Basically there is a NAL unit to signal which layer we are currently working on, a NAL to store the SPS specific per layer and a NAL to keep the actual frame data.
Beside that everything is exactly the same.
So why it isn’t already available, you made it look easy?!
Sadly it would be easy if the decoder we have isn’t _that_ convoluted with many components entangled in a monolithic entity, with code that grew over the years to adapt to different needs.
Architectural pain points
Per slice multithreaded decoding made the code quite hard to follow since you then have a master context, h that in certain functions is actually h0 and a slice specific copy hx that sometimes becomes h and such.
Per frame multhtreaded decoding luckily doesn’t get in the way too much for now.
Having to touch a large file of about 4k lines of code in itself isn’t _so_ nice, split view as you like for editing, you end up waiting a single core of you cpu doing the work.
The h264-mvc is a fringe feature for many and if you care about speed you want to not have all the cruft around slowing down. What’s is for you a feature, for many is just cruft.
- MVC support must be completely optional or not slow down the normal decoding at all.
- MVC support must not make the code harder to follow than it is now, so hacking your way is not an option.
MVC should give me a pony, purple
First take the low hanging fruits while you think what’s the best route to achieve your goal.

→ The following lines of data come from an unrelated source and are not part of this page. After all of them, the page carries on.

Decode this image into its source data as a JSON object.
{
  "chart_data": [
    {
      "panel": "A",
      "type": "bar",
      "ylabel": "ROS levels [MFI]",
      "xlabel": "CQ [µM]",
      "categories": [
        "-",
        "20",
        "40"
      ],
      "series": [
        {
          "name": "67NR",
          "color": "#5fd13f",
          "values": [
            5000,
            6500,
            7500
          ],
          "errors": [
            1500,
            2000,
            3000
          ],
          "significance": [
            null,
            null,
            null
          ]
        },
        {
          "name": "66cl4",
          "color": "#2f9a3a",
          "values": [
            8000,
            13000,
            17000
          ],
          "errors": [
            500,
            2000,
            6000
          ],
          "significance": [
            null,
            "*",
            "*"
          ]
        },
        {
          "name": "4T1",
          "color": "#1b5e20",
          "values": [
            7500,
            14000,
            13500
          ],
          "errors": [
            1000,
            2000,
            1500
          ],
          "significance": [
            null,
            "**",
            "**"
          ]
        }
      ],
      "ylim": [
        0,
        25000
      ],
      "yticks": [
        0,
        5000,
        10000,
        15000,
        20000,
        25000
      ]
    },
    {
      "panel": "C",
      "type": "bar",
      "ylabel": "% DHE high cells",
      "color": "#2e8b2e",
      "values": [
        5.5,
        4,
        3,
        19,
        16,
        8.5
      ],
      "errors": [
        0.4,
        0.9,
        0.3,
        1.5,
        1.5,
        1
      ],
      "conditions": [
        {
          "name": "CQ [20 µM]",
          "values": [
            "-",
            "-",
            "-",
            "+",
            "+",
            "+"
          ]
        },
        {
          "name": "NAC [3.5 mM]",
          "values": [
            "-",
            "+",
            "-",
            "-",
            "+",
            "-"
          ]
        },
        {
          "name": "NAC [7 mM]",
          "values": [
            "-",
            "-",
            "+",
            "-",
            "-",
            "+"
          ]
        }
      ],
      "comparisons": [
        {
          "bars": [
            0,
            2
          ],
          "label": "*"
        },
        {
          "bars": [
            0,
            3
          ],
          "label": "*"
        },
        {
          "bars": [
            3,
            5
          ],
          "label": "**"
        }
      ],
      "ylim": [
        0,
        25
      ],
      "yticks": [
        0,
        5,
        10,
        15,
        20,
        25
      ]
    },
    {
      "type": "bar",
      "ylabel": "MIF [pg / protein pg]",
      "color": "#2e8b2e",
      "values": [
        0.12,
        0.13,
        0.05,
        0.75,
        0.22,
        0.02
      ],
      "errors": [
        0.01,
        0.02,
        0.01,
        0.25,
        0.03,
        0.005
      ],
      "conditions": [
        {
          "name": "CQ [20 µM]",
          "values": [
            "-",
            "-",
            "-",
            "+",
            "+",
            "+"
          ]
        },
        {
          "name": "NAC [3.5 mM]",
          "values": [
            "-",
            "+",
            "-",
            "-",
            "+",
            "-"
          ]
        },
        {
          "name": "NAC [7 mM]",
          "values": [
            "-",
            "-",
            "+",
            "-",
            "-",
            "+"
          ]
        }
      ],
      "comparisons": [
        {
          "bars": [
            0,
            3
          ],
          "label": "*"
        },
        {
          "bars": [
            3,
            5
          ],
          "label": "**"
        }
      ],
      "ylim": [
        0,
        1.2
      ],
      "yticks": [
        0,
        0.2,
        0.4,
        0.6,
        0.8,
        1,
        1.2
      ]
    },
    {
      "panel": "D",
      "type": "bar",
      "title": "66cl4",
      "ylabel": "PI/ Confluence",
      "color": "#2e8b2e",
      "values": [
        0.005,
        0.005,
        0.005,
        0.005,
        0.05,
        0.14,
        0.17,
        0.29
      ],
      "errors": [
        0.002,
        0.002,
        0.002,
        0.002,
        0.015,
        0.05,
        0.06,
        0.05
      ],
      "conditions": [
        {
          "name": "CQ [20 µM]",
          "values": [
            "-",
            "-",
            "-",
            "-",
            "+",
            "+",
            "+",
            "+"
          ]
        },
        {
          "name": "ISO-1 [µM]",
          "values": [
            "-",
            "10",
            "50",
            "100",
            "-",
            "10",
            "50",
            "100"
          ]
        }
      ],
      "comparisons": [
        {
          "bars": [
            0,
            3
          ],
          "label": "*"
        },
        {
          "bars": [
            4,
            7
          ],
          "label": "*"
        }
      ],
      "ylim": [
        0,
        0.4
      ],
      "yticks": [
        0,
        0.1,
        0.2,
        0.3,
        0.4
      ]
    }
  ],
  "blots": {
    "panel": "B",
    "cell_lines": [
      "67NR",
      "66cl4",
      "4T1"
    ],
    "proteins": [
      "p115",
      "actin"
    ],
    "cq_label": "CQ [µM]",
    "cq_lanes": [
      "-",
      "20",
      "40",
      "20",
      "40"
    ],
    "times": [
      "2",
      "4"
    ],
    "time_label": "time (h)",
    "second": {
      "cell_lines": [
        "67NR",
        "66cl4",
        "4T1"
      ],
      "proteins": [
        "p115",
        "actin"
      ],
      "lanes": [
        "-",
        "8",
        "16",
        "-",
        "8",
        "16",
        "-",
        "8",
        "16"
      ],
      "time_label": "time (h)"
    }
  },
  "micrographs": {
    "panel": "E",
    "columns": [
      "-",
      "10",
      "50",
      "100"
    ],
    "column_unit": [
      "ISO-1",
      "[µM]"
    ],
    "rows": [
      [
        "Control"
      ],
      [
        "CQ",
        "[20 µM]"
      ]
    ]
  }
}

The first step is always refactor and cleanup. As you, hopefully, do not cook on a dirty kitchen, people shouldn’t
write code on top of crufty one.
Split the monster
In Libav everything compiles quite fast beside for vc1(vc1dec.c is 6k loc) and h264(h264.c was around 6k loc).
New codecs such as vp9 or hevc landed already split in smaller chunks.
Shuffling the code should be simple enough, so we had h264.c split in h264_slice.c, h264_mb.c and such. That helps having shorter (re)build time and makes you easier to focus.
Vittorio tried to remove the dependency over the mpeg12 context in order to make easier to follow the code, it was one of the pending issues since years. Now h264 doesn’t require mpeg12 in order to build, that will make probably happier our friends working on Chrome and everybody else needing to have _just_ few selected features in their build.
Pave the road
Once you divided the problem in smaller sub problems (parsing the new nals, store the information in an appropriate data structure, do the actual decoding and store the results somewhere accessible) you can start working on adapting the code to fit. That means reordering some code, splitting functions that would be shared and maybe slay some bugs hidden in the code weed while at it.
We are halfway!
We got the frame splitting, nal parsing pretty much in working shape and is not sent for review just because in itself is not
The frame data decoding is pending some patches from me that try to simplify the slice header parsing so enough of it could be shared w/out adding more branches. I hacked it once and I know the approach used works.
The code to store multiple views in a single frame has a whole blueprint being evaluated.
Test the actual decoding and hopefully make so the frame reference code behaves as expected, this will be probably the most annoying and time consuming task if we are unlucky. That code bites.